Having gone through others, for several years I have been using a similar system in a “chess experiment” that I am developing in my spare time.
Although the experiment does not involve only memotechnics, I call my representation system “Chess code” (because it is just one more among my codes -Phonetic numeric code, Morphological numeric code, Rhyming numeric code, Alphabetic code, Color code, etc.). It consists of 395 single images -mostly single words, but not always-, generated by representing each piece (pawn, rook, knight, bishop, queen or king) on each square (a1 to h8).

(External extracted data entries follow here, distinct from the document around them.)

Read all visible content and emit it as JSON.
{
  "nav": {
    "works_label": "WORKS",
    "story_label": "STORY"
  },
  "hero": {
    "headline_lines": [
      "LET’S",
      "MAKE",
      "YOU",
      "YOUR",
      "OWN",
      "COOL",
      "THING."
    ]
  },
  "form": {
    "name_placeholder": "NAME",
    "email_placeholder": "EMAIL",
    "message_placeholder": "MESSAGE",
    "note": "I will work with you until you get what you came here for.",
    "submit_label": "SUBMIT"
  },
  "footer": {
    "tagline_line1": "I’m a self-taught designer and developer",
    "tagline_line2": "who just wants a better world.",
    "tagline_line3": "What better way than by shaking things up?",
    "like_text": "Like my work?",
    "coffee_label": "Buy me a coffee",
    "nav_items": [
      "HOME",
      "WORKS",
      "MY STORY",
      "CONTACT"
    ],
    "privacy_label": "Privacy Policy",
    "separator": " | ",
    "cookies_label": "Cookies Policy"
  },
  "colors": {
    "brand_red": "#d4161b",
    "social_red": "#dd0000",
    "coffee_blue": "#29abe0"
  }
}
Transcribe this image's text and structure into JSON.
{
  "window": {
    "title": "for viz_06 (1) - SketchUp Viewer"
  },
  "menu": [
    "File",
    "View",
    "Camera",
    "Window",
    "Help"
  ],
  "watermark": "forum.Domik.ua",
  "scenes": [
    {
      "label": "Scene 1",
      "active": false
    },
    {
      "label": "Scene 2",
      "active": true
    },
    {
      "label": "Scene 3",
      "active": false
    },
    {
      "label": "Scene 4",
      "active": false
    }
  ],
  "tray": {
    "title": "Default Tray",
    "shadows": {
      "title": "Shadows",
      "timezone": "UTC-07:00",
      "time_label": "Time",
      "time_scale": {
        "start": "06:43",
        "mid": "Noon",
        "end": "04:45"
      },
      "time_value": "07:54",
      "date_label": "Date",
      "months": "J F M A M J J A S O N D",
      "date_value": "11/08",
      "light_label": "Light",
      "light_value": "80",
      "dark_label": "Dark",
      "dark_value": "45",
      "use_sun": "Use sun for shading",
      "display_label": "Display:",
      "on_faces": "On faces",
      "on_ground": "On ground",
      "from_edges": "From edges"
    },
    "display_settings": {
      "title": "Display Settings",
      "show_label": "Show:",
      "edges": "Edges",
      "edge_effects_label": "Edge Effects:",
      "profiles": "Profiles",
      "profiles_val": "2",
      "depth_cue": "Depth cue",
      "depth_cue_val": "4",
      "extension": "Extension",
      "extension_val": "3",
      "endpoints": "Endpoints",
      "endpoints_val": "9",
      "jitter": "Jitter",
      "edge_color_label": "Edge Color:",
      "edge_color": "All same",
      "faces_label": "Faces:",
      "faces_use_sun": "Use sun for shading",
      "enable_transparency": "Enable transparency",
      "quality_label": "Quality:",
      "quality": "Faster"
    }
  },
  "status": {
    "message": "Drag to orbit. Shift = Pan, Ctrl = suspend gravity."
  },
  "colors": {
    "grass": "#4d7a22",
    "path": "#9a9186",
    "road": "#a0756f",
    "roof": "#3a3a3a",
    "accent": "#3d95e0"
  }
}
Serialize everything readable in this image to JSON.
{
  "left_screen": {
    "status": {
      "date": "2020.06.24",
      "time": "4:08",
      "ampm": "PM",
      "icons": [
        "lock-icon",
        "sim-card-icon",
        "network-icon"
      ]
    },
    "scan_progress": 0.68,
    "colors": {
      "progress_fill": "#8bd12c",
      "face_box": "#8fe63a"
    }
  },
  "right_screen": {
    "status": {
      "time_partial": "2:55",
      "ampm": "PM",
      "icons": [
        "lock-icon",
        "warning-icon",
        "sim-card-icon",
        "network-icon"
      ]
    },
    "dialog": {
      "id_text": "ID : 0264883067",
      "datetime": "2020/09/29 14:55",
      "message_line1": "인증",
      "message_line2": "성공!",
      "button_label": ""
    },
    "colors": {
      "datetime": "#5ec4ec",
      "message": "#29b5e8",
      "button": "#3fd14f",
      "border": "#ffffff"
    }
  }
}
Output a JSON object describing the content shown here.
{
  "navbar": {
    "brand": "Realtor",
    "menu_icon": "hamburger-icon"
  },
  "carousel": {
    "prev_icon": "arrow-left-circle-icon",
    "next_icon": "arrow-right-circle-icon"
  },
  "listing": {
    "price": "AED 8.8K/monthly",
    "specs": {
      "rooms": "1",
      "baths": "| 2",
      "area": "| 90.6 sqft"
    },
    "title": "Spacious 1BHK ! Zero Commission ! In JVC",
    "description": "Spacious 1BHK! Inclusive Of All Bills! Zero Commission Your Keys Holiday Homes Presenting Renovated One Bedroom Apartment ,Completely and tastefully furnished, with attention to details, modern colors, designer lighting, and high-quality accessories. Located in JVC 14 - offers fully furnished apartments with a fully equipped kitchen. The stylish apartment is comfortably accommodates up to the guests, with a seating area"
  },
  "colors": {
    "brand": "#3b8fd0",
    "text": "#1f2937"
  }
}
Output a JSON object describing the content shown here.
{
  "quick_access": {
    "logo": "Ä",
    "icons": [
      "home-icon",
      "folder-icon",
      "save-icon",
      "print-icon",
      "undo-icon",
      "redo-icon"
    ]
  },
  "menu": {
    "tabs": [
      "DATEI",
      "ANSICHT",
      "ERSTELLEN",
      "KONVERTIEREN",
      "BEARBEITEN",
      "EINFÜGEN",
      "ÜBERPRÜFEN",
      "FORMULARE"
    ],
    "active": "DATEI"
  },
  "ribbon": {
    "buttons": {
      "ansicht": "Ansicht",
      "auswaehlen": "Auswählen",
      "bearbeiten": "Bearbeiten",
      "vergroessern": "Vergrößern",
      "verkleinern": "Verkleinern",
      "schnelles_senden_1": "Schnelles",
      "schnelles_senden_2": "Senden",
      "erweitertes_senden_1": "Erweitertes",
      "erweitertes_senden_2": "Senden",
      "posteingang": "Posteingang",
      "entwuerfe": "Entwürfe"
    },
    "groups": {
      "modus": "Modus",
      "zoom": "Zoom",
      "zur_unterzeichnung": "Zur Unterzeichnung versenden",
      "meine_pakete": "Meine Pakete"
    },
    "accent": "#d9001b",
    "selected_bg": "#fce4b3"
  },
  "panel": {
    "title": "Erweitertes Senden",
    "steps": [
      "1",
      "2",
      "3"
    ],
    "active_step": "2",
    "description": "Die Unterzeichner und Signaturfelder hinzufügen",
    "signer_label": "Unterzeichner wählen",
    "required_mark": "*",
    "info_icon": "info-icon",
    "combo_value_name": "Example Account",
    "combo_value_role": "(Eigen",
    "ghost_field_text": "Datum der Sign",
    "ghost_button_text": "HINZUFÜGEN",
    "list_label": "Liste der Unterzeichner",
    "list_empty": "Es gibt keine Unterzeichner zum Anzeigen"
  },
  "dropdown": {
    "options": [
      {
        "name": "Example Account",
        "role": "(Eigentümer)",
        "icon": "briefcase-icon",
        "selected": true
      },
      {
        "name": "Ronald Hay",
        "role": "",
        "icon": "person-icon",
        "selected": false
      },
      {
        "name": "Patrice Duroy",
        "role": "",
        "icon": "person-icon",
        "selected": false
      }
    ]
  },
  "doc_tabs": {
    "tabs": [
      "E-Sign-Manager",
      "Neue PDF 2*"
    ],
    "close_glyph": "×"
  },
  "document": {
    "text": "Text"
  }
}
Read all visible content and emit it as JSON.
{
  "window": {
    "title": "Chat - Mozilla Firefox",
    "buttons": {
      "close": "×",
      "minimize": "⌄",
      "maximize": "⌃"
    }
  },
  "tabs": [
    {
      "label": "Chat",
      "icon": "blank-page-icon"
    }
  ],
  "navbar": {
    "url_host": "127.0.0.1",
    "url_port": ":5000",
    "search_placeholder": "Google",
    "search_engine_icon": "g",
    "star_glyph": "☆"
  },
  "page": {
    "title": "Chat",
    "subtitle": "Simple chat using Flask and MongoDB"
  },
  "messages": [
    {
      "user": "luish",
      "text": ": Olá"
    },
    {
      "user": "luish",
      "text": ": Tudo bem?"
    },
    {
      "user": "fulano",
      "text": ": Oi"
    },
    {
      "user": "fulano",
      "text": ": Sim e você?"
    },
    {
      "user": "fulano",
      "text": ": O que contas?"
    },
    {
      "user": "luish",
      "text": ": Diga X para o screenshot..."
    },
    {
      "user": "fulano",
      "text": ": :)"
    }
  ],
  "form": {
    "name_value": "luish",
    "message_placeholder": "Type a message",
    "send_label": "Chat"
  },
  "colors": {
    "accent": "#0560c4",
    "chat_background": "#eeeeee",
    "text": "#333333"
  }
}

While captures made by pieces are coded simply as moves (Bxc1 = Bc1), pawn captures are represented by 14 additional images without its numbers (bxa = Ben Affleck, for example). Two others represent 0-0 and 0-0-0.
In addition, about 20 images represent concepts I use in plans (“or”, “and”, “structure”, “change”, “search”, “duplicate move” -to avoid repeating images in captures and re-captures, such as 4.Cxd5 Cxd5-, kingside, queenside, etc.).
I put it to the test in several test games doing well in the opening against Houdini 1.3a even winning one of them at depth 13 (average of 2430 ELO -moves between 2354 and 2500- following the work of Ferreyra: http://web.ist.utl.pt/diogo.ferreira/papers/ferreira13impact.pdf-]
Also against an International Master friend.
However, what I have been changing the most is the way of using it due to encoding speed (when memorizing), decoding speed (when playing), etc.
Without going into detail about @Chump’s interesting comments, about yours…
…in my experience a palace is the most practical way (vs large chains, for example) AND in my experience it’s better in time and effort than learning the moves by heart without a system. However, the palaces can be used in different ways and the images can be stored in different ways as well (being the identification of the branches in a practical way the biggest problem).
Finally, even if it could be used in the faster games that are growing in popularity, my system/experiment is intended for classical games (which is the only chess that actually maintains its essence of thinking strategically, etc. vs winning mostly by tactical means).